Born Round (Penguin Press, $25.95) is a remarkable memoir about Frank Bruni’s lifelong struggle with two obsessions: fitness and food. For many of us, Bruni, as chief restaurant critic for The New York Times, has helped frame our dining-out and eating-in habits. His descriptions of elaborate Thanksgiving dinner preparations and the various “food periods” that marked his childhood are every bit as mouthwatering as his retelling of a 20-course dinner at the French Laundry. But what makes this book so compelling is Bruni’s ability to take our most wistful “wouldn’t-it-be-great-to-get-paid-to-eat” daydreams and disenchant us. His tips on selecting the perfect ice cream treat, guidelines for taking Mexican diet pills, and accounts of the chronic yo-yo of weight loss-and-regain, draw a vivid and unexpected self-portrait.

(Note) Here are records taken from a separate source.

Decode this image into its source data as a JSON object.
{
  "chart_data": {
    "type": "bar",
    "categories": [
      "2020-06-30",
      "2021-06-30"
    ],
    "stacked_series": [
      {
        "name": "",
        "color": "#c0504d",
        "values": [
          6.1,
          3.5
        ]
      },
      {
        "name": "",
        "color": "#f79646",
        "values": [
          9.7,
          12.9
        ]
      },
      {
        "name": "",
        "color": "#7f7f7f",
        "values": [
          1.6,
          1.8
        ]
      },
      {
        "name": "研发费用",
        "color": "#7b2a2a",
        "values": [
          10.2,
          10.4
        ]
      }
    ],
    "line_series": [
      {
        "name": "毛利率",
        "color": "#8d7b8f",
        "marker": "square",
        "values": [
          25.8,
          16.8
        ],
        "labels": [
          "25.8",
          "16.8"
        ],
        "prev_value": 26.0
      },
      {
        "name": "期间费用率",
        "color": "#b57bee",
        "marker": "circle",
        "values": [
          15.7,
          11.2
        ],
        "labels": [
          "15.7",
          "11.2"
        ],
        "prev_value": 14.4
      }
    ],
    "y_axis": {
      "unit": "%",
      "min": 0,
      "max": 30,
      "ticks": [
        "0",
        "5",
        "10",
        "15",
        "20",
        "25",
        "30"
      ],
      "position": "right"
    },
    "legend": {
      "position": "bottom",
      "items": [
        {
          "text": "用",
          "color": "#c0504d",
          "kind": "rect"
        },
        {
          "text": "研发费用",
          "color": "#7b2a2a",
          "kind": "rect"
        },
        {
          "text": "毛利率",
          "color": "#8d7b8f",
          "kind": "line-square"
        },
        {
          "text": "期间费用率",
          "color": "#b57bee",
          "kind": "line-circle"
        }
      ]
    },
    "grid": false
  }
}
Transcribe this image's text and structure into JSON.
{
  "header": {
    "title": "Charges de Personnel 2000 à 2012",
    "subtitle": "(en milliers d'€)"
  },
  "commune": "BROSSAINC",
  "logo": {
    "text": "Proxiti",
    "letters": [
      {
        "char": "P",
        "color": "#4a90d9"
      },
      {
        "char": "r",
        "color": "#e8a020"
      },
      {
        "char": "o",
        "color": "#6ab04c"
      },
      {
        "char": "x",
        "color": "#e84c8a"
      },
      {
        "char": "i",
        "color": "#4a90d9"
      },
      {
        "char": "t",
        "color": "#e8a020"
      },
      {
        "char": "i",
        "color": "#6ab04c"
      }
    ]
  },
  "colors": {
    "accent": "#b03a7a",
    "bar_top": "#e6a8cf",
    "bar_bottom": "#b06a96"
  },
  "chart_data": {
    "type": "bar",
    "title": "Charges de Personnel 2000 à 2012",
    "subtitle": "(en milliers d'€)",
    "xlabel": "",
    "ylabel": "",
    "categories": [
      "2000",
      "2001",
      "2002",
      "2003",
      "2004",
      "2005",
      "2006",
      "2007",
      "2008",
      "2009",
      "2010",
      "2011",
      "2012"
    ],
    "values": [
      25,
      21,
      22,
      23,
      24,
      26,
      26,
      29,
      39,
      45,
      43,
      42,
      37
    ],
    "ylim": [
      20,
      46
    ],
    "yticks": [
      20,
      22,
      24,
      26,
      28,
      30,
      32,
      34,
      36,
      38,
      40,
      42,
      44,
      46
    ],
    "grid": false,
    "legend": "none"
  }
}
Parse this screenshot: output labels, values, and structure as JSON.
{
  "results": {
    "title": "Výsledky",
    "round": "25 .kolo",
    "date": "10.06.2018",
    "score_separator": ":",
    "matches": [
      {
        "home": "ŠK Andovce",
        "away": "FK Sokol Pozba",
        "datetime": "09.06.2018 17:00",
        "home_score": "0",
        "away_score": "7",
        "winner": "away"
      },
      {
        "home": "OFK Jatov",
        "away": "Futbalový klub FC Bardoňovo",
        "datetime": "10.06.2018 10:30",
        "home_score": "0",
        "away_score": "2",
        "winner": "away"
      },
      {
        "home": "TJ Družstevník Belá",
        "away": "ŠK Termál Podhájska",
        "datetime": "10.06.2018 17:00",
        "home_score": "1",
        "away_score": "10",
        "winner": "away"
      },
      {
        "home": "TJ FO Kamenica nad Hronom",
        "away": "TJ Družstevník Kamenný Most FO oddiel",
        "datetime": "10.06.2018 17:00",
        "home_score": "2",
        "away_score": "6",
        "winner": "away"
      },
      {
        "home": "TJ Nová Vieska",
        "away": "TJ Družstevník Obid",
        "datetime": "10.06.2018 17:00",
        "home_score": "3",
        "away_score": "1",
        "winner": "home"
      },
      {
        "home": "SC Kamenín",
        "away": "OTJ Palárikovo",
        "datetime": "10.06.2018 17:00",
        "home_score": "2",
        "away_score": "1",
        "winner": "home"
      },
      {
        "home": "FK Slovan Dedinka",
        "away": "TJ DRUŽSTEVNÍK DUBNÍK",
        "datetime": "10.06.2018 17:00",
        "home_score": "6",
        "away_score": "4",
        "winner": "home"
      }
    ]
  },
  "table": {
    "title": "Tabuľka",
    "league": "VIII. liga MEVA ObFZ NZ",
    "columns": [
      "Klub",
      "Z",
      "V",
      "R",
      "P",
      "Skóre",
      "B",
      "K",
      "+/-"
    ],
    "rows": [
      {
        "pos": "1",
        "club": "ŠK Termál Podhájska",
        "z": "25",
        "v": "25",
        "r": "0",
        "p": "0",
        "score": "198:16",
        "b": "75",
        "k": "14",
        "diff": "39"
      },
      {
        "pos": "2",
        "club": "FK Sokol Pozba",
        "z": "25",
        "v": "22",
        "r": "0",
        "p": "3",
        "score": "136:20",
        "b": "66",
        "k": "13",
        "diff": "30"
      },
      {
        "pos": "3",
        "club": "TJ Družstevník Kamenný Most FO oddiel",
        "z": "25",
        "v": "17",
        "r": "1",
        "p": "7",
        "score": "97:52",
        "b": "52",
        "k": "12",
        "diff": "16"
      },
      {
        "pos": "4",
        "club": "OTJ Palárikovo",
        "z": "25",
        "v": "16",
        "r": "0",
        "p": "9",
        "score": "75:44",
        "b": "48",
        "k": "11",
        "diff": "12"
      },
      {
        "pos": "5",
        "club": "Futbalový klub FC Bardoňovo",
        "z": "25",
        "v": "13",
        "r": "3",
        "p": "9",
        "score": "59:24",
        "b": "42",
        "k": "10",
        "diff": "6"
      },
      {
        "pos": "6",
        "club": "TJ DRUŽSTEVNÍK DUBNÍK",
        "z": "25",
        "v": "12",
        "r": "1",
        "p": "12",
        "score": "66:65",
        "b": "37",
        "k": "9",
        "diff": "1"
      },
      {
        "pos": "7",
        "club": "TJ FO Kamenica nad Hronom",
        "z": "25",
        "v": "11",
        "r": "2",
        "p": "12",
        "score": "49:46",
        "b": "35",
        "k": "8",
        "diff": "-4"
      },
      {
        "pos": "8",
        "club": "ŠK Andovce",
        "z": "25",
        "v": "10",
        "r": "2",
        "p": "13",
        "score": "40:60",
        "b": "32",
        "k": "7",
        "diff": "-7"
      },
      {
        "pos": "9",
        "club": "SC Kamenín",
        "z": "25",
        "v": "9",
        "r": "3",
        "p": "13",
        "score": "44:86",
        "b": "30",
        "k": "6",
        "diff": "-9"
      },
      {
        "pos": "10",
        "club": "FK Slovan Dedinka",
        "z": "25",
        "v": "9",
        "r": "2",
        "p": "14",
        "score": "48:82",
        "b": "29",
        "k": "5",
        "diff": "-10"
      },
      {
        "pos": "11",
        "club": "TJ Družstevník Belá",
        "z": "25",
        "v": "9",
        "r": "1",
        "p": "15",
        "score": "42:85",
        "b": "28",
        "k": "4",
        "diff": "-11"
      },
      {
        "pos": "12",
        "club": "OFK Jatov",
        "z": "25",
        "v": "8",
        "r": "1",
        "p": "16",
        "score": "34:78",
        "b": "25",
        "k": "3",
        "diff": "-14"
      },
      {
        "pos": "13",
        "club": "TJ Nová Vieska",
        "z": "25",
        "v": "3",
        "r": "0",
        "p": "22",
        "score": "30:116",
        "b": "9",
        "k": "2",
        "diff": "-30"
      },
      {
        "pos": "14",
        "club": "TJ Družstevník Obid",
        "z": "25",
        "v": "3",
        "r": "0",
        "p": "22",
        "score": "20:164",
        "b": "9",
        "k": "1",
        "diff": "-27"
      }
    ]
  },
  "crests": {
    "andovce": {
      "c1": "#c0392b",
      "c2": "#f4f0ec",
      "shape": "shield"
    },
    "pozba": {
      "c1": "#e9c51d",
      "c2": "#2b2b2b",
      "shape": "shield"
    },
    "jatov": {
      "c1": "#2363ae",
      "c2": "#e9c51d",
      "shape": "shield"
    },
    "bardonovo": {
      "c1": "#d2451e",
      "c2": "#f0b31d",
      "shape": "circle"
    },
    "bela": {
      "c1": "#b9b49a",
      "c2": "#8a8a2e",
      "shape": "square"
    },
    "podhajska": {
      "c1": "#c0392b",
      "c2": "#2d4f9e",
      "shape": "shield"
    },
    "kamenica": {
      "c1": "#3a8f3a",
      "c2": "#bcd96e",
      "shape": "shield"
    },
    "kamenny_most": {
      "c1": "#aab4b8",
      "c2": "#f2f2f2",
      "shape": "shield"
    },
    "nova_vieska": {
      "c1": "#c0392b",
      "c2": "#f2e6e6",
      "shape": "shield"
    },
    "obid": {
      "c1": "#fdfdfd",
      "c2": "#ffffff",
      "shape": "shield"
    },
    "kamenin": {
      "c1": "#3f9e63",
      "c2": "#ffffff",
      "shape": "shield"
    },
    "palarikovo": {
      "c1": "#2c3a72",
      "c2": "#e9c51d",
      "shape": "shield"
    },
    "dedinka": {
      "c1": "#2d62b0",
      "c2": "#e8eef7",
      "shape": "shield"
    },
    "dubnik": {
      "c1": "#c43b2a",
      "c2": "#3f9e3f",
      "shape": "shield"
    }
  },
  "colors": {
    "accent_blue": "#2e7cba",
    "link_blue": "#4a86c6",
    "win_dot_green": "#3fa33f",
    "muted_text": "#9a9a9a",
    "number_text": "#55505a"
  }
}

On the occasion of the 50th anniversary of his novel, Things Fall Apart, the Nigerian-born Chinua Achebe reflects upon his life in The Education Of A British-Protected Child (Knopf, $24.95), a collection of 16 autobiographical essays. Few authors manifest such diverse influences as does Achebe. An African passionately embracing his Igbo tribal heritage, but also the product of a colonial education who praises the colonizer, he speaks eloquently for the complexities of postcolonial Africa. Nothing more symbolizes the tensions of such a diverse heritage than Achebe’s need to justify writing in the English language. Since 1990 he has been living in exile from his country’s civil war, and the cauldron of emotions stirred up by his inability to be proud of his country permeates these intelligent, ambivalent essays.
His wife and their children evacuated New Orleans as Hurricane Katrina swept the Gulf Coast, but Abdulrahman Zeitoun, a Syrian-born contractor, stayed behind to look after his house and those he was working on. When the storm had passed and floods inundated his city, Zeitoun believed he was meant to help as many people as he could. Eventually, though, he was arrested on an unspecified charge and taken to a makeshift jail where his pleas for understanding and justice were met with indifference and mistrust. Dave Eggers’s Zeitoun (McSweeney’s, $24) is a gripping piece of narrative non-fiction, recounting just one personal story in a disaster that affected millions of people. Zeitoun’s story of altruism countered by prejudice and violence, though, is one all too representative of our recent history.